Shaheen Dhada, the 21-year-old woman who was temporarily detained by police last month for questioning on Facebook why Mumbai had to shut down after local leader Bal Thackeray died is back on the social-networking site.

In the wake of Mr. Thackeray’s death in November, his supporters forced shops in Mumbai, India’s financial capital, to shut their doors in respect.

Ms. Dhada took issue with this. “Today, Mumbai shuts down due to fear not due to respect!!!” she wrote on her Facebook page. A friend, Rinu Srinivasan, “liked” the comment.

Police detained both women after a local member of the Shiv Sena, a political party founded in the 1970s by Mr. Thackeray, complained about her comment. They later were released but not until police filed charges against them.

Ms. Dhada shut her Facebook account after her detention.

Her detention was widely criticized in India as a restriction of free speech.

On Saturday, almost a month after her detention, Ms. Dhada posted on her Facebook profile “I am back..!!.” Her friends welcomed her and one of them even called her a “world heroine.”

But this case has made both women cautious.

“I’ll be careful in the future,” while posting on Facebook, Ms. Dhada told India Real Time. She added that she was surprised by the furor her comment had generated.

Ms. Srinivasan was inactive on Facebook for only a week after her arrest. Ms. Srinivasan said the first two days were disturbing but now she is no longer worried. “But I am not going to post anything about political parties or controversial issues,” she said.
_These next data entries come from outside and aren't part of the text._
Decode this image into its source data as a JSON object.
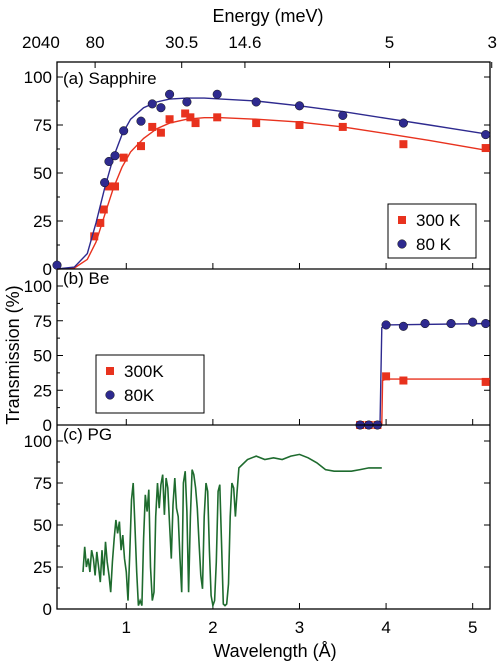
{
  "figure": {
    "top_axis_title": "Energy (meV)",
    "top_tick_labels": [
      "2040",
      "80",
      "30.5",
      "14.6",
      "5",
      "3"
    ],
    "top_tick_wavelengths": [
      0.2,
      0.64,
      1.64,
      2.37,
      4.04,
      5.22
    ],
    "x_label": "Wavelength (Å)",
    "y_label": "Transmission (%)",
    "x_tick_labels": [
      "1",
      "2",
      "3",
      "4",
      "5"
    ]
  },
  "colors": {
    "red": "#e8321e",
    "blue": "#2e2a8f",
    "green": "#1e6b2e",
    "frame": "#000000"
  },
  "chart_data": [
    {
      "type": "scatter",
      "panel_label": "(a) Sapphire",
      "xlim": [
        0.2,
        5.2
      ],
      "ylim": [
        0,
        108
      ],
      "yticks": [
        0,
        25,
        50,
        75,
        100
      ],
      "legend_position": "bottom-right",
      "series": [
        {
          "name": "300 K",
          "marker": "square",
          "color": "red",
          "x": [
            0.63,
            0.7,
            0.74,
            0.8,
            0.87,
            0.97,
            1.17,
            1.3,
            1.4,
            1.5,
            1.68,
            1.74,
            1.8,
            2.05,
            2.5,
            3.0,
            3.5,
            4.2,
            5.15
          ],
          "y": [
            17,
            24,
            31,
            43,
            43,
            58,
            64,
            74,
            71,
            78,
            81,
            79,
            76,
            79,
            76,
            75,
            74,
            65,
            63
          ],
          "fit_x": [
            0.2,
            0.4,
            0.55,
            0.65,
            0.75,
            0.85,
            0.95,
            1.05,
            1.2,
            1.35,
            1.5,
            1.7,
            1.9,
            2.1,
            2.5,
            3.0,
            3.5,
            4.0,
            4.5,
            5.2
          ],
          "fit_y": [
            0,
            0.5,
            5,
            14,
            28,
            42,
            53,
            61,
            68,
            73,
            76,
            78,
            78.8,
            78.8,
            78,
            76.5,
            74,
            70.5,
            67,
            61.5
          ]
        },
        {
          "name": "80 K",
          "marker": "circle",
          "color": "blue",
          "x": [
            0.2,
            0.75,
            0.8,
            0.87,
            0.97,
            1.17,
            1.3,
            1.4,
            1.5,
            1.7,
            2.05,
            2.5,
            3.0,
            3.5,
            4.2,
            5.15
          ],
          "y": [
            2,
            45,
            56,
            59,
            72,
            77,
            86,
            84,
            91,
            87,
            91,
            87,
            85,
            80,
            76,
            70
          ],
          "fit_x": [
            0.2,
            0.4,
            0.55,
            0.65,
            0.75,
            0.85,
            0.95,
            1.05,
            1.2,
            1.35,
            1.5,
            1.7,
            1.9,
            2.1,
            2.5,
            3.0,
            3.5,
            4.0,
            4.5,
            5.2
          ],
          "fit_y": [
            0,
            1,
            8,
            24,
            42,
            58,
            70,
            78,
            84,
            87,
            88.5,
            89,
            89,
            88.5,
            87.5,
            85,
            82,
            78.5,
            75,
            70
          ]
        }
      ]
    },
    {
      "type": "scatter",
      "panel_label": "(b) Be",
      "xlim": [
        0.2,
        5.2
      ],
      "ylim": [
        0,
        108
      ],
      "yticks": [
        0,
        25,
        50,
        75,
        100
      ],
      "legend_position": "bottom-left",
      "series": [
        {
          "name": "300K",
          "marker": "square",
          "color": "red",
          "x": [
            3.7,
            3.8,
            3.9,
            4.0,
            4.2,
            5.15
          ],
          "y": [
            0,
            0,
            0,
            35,
            32,
            31
          ],
          "fit_x": [
            3.7,
            3.95,
            3.96,
            4.0,
            5.2
          ],
          "fit_y": [
            0,
            0,
            32,
            33,
            33
          ]
        },
        {
          "name": "80K",
          "marker": "circle",
          "color": "blue",
          "x": [
            3.7,
            3.8,
            3.9,
            4.0,
            4.2,
            4.45,
            4.75,
            5.0,
            5.15
          ],
          "y": [
            0,
            0,
            0,
            72,
            71,
            73,
            73,
            74,
            73
          ],
          "fit_x": [
            3.7,
            3.93,
            3.95,
            4.0,
            5.2
          ],
          "fit_y": [
            0,
            0,
            70,
            72,
            73
          ]
        }
      ]
    },
    {
      "type": "line",
      "panel_label": "(c) PG",
      "xlim": [
        0.2,
        5.2
      ],
      "ylim": [
        0,
        108
      ],
      "yticks": [
        0,
        25,
        50,
        75,
        100
      ],
      "series": [
        {
          "color": "green",
          "x": [
            0.5,
            0.52,
            0.54,
            0.56,
            0.58,
            0.6,
            0.62,
            0.64,
            0.66,
            0.68,
            0.7,
            0.72,
            0.74,
            0.76,
            0.78,
            0.8,
            0.82,
            0.84,
            0.86,
            0.88,
            0.9,
            0.92,
            0.94,
            0.96,
            0.98,
            1.0,
            1.02,
            1.04,
            1.06,
            1.08,
            1.1,
            1.12,
            1.14,
            1.16,
            1.18,
            1.2,
            1.22,
            1.24,
            1.26,
            1.28,
            1.3,
            1.32,
            1.34,
            1.36,
            1.38,
            1.4,
            1.42,
            1.44,
            1.46,
            1.48,
            1.5,
            1.52,
            1.54,
            1.56,
            1.58,
            1.6,
            1.62,
            1.64,
            1.66,
            1.68,
            1.7,
            1.72,
            1.74,
            1.76,
            1.78,
            1.8,
            1.82,
            1.84,
            1.86,
            1.88,
            1.9,
            1.92,
            1.94,
            1.96,
            1.98,
            2.0,
            2.02,
            2.04,
            2.06,
            2.08,
            2.1,
            2.12,
            2.14,
            2.16,
            2.18,
            2.2,
            2.22,
            2.24,
            2.26,
            2.28,
            2.3,
            2.4,
            2.5,
            2.6,
            2.7,
            2.8,
            2.9,
            3.0,
            3.1,
            3.2,
            3.3,
            3.4,
            3.5,
            3.6,
            3.7,
            3.8,
            3.9,
            3.95
          ],
          "y": [
            22,
            37,
            25,
            30,
            22,
            35,
            30,
            20,
            34,
            25,
            16,
            35,
            20,
            40,
            28,
            20,
            10,
            28,
            42,
            53,
            45,
            52,
            35,
            44,
            30,
            22,
            5,
            32,
            65,
            75,
            50,
            22,
            2,
            5,
            2,
            42,
            68,
            58,
            71,
            25,
            5,
            10,
            55,
            75,
            60,
            74,
            80,
            56,
            78,
            72,
            50,
            30,
            62,
            78,
            60,
            55,
            30,
            10,
            75,
            82,
            58,
            10,
            55,
            83,
            80,
            72,
            60,
            40,
            20,
            12,
            55,
            75,
            70,
            35,
            8,
            2,
            5,
            28,
            70,
            74,
            40,
            3,
            2,
            3,
            15,
            55,
            75,
            72,
            55,
            70,
            84,
            89,
            91,
            89,
            90,
            89,
            91,
            92,
            90,
            87,
            83,
            82,
            82,
            82,
            83,
            84,
            84,
            84
          ]
        }
      ]
    }
  ]
}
After widespread criticism of the arrests, the Maharashtra state government announced last month that the charges against the women will be dropped. Two police officers also were suspended for registering the case. But officially the case hasn’t been wound up. Vijay Sagar, the police officer in charge of the case said that the investigation is ongoing and he cannot say when they will close the investigation.

Still, the women are being left alone.  Ms. Dhada is applying for an MBA course and Ms. Srinivasan is hoping to study at an audio engineering institute in Chennai.

The Indian Institute of Management in Ahmedabad has invited both girls for an informal discussion with students later this month about India’s controversial  Information Technology Act.

The women’s detention caused widespread criticism of Section 66 (a) of the Indian Information Technology Act, under which the two women were charged. In response, India’s telecom ministry in November introduced guidelines making it harder for police to register cases against people accused of online hate speech.

A petition challenging the constitutionality of Section 66 (a) of the IT Act will be heard in the Supreme Court on Jan. 14.